Getting a program to represent aspects of itself is a well-studied topic. As for representing its relationship to a larger environment, two simple examples:
1) It would be easy to write a program whose “goal” is to always be the biggest memory hog. All it has to do is constantly run a background calculation of adjustable computational intensity, periodically consult its place in the rankings, and if it’s not number one, increase its demand on CPU resources.
2) Any nonplayer character in a game which fights to preserve itself is also engaged in a limited form of self-preservation. And the computational mechanisms for this example should be directly transposable to a physical situation, like robots in a gladiator arena.
All these examples work through indirect self-reference. The program or robot doesn’t know that it is representing itself. This is why I said that self-modeling is not the challenge.

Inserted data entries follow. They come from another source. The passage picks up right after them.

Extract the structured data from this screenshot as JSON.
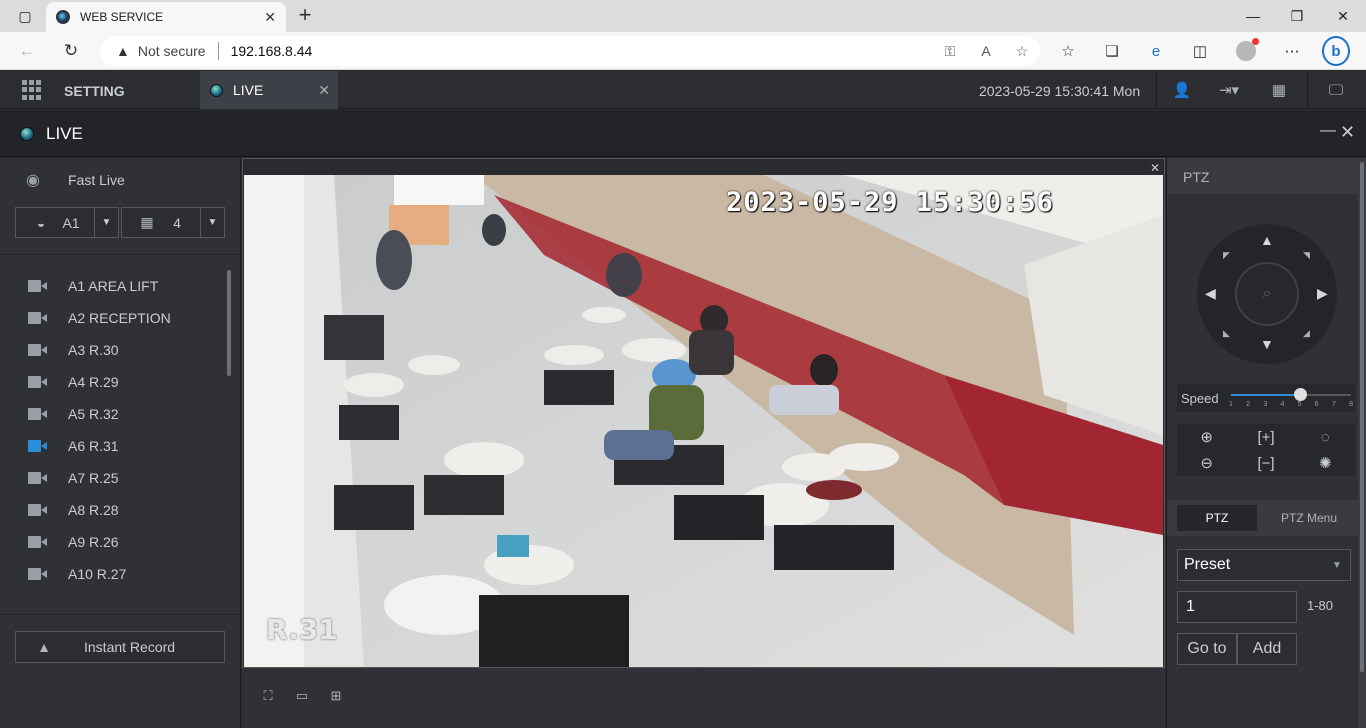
{
  "browser": {
    "tab_title": "WEB SERVICE",
    "tab_close": "✕",
    "new_tab": "+",
    "not_secure": "Not secure",
    "url": "192.168.8.44"
  },
  "header": {
    "setting_label": "SETTING",
    "live_tab_label": "LIVE",
    "datetime": "2023-05-29 15:30:41 Mon"
  },
  "live_bar": {
    "title": "LIVE"
  },
  "left": {
    "fast_live": "Fast Live",
    "area_select": "A1",
    "layout_select": "4",
    "cameras": [
      {
        "name": "A1 AREA LIFT",
        "active": false
      },
      {
        "name": "A2 RECEPTION",
        "active": false
      },
      {
        "name": "A3 R.30",
        "active": false
      },
      {
        "name": "A4 R.29",
        "active": false
      },
      {
        "name": "A5 R.32",
        "active": false
      },
      {
        "name": "A6 R.31",
        "active": true
      },
      {
        "name": "A7 R.25",
        "active": false
      },
      {
        "name": "A8 R.28",
        "active": false
      },
      {
        "name": "A9 R.26",
        "active": false
      },
      {
        "name": "A10 R.27",
        "active": false
      }
    ],
    "instant_record": "Instant Record"
  },
  "video": {
    "osd_time": "2023-05-29 15:30:56",
    "osd_name": "R.31"
  },
  "ptz": {
    "header": "PTZ",
    "speed_label": "Speed",
    "speed_value": 5,
    "speed_max": 8,
    "speed_ticks": [
      "1",
      "2",
      "3",
      "4",
      "5",
      "6",
      "7",
      "8"
    ],
    "tab_ptz": "PTZ",
    "tab_menu": "PTZ Menu",
    "preset_value": "Preset",
    "preset_number": "1",
    "range": "1-80",
    "goto_label": "Go to",
    "add_label": "Add"
  },
  "colors": {
    "accent": "#2b8ddc",
    "background": "#2b2d31",
    "panel": "#2f3136"
  }
}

If you want your program to engage in sophisticated feats of self-analysis and self-preservation—e.g. figuring out ways to prevent its mainframe from being switched off, asking itself whether a particular port to another platform would still preserve its identity, and so on—the hard part is not the self part. The hard part is to create a program that can reason about such topics at all, whether or not they apply to itself. If you can create an AI which could solve such problems (keeping the power on, protecting core identity) for another AI, you are more than 99% of the way to having an AI that can solve those problems for itself.
This concept is extremely complex (for example, which “outside” are you talking about?).
You seem to be reading more than I intended into my original question. If the program is running in a simulated world, we’re on the outside.
Yes, using a formal world simplifies this a lot.